Tabletop role-playing game supplement

The Illhiedrin Book is an adventure for fantasy role-playing games published by Judges Guild in 1981.

==Plot summary==
The Illhiedrin Book is an adventure scenario intended for player characters of levels 1-2, who are hired to find a magical book that may be hidden in the Tomb of Charrellsfane or a wizard's tower, while the residents of both locations try to stop them, and competing parties of adventurers try to get the book first.

The Illhiedrin Book was designed to be used with first-level characters, allowing the possibility of second level characters joining them. Alcastra the wizard wants to obtain the Illheidrin Book, which was last possessed by a wizard who died 300 years ago, and she will equip a party to go look for it, in the places she thinks it might be. The adventurers travel the countryside, finding clues, discovering a mysterious crypt, and dealing with the patrols of invading orcs along the way.

==Publication history==
The Illhiedrin Book was written by Daniel Hauffe, and was published by Judges Guild in 1981 as a 32-page book.

TSR chose not to renew its Dungeons & Dragons license with Judges Guild when that license expired in September 1980. Judges Guild was able to keep their Advanced Dungeons & Dragons license for another year, allowing them to publish adventures like The Illhiedrin Book (1981), Zienteck (1981), Trial by Fire (1981), and Portals of Twilight (1981) before ending that line.

==Reception==
Anders Swenson reviewed The Illhiedrin Book and Zienteck for Different Worlds magazine and stated that "Both of these books are cheap, showing a lack of the careful editing which is becoming characteristic of the major FRP houses these days. It would seem that Judges Guild has simply failed to advance their standards to keep pace with the other established publishers of adventure gaming material. Few other line, however, offer such inexpensive products, and there probably lies the tale."

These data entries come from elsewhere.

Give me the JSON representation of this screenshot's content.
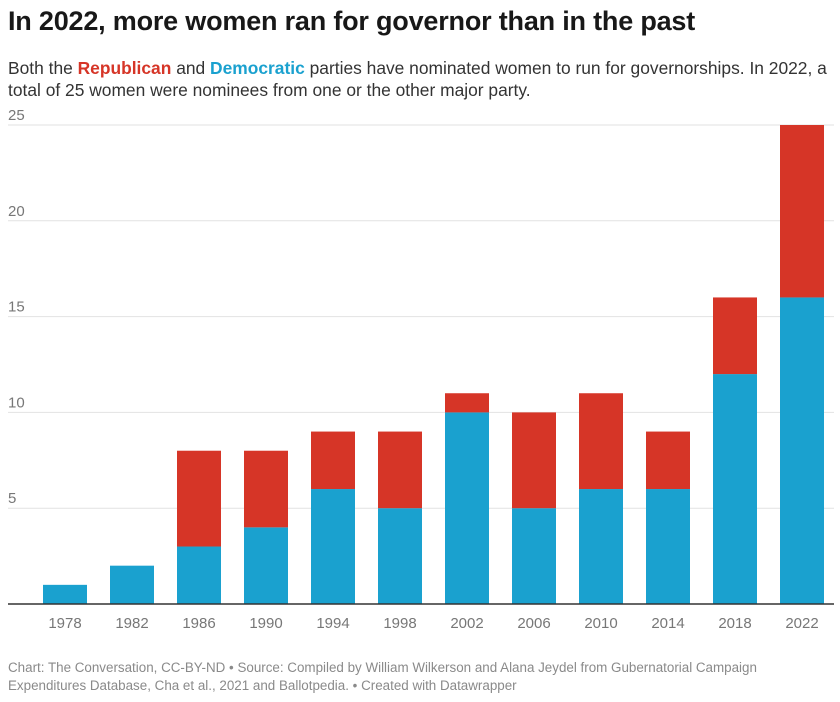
{
  "title": "In 2022, more women ran for governor than in the past",
  "subtitle": {
    "prefix": "Both the ",
    "republican_label": "Republican",
    "middle": " and ",
    "democratic_label": "Democratic",
    "suffix": " parties have nominated women to run for governorships. In 2022, a total of 25 women were nominees from one or the other major party."
  },
  "colors": {
    "democratic": "#1aa1cf",
    "republican": "#d63527",
    "grid": "#e2e2e2",
    "axis": "#333333",
    "tick_text": "#777777"
  },
  "chart_data": {
    "type": "bar",
    "stacked": true,
    "categories": [
      "1978",
      "1982",
      "1986",
      "1990",
      "1994",
      "1998",
      "2002",
      "2006",
      "2010",
      "2014",
      "2018",
      "2022"
    ],
    "series": [
      {
        "name": "Democratic",
        "values": [
          1,
          2,
          3,
          4,
          6,
          5,
          10,
          5,
          6,
          6,
          12,
          16
        ]
      },
      {
        "name": "Republican",
        "values": [
          0,
          0,
          5,
          4,
          3,
          4,
          1,
          5,
          5,
          3,
          4,
          9
        ]
      }
    ],
    "yticks": [
      "5",
      "10",
      "15",
      "20",
      "25"
    ],
    "ylim": [
      0,
      25
    ],
    "xlabel": "",
    "ylabel": "",
    "grid": true
  },
  "footer": "Chart: The Conversation, CC-BY-ND • Source: Compiled by William Wilkerson and Alana Jeydel from Gubernatorial Campaign Expenditures Database, Cha et al., 2021 and Ballotpedia. • Created with Datawrapper"
}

W. G. Armintrout reviewed the adventure in The Space Gamer No. 53. He stated that "This is a good, sound adventure; I wish more of these were available for low-level characters. There are complete descriptions of everything you might run into, including Alcastra's Tower (for those who attack everything in sight). The DM will have no trouble with this adventure." He continued, "Judges Guild" still falls short of perfection. There are minor discrepancies between maps and descriptions. The artwork takes up space instead of supporting the adventure. I can't explain why Lieutenant Sladentail is pictured as a griffon when he's human, and I suspect Alcastra is naked on the cover to spark sales. Worst of all, the characters are never really fleshed out – the DM will know how to run them, but he may never figure out why they are in this adventure in the first place. A good adventure, but still short of excellent." Armintrout concluded his review by saying, "I urge everyone who plays AD&D to buy this one. It's a challenge to anyone with a first-level character, and a solid example for the newcomer DM."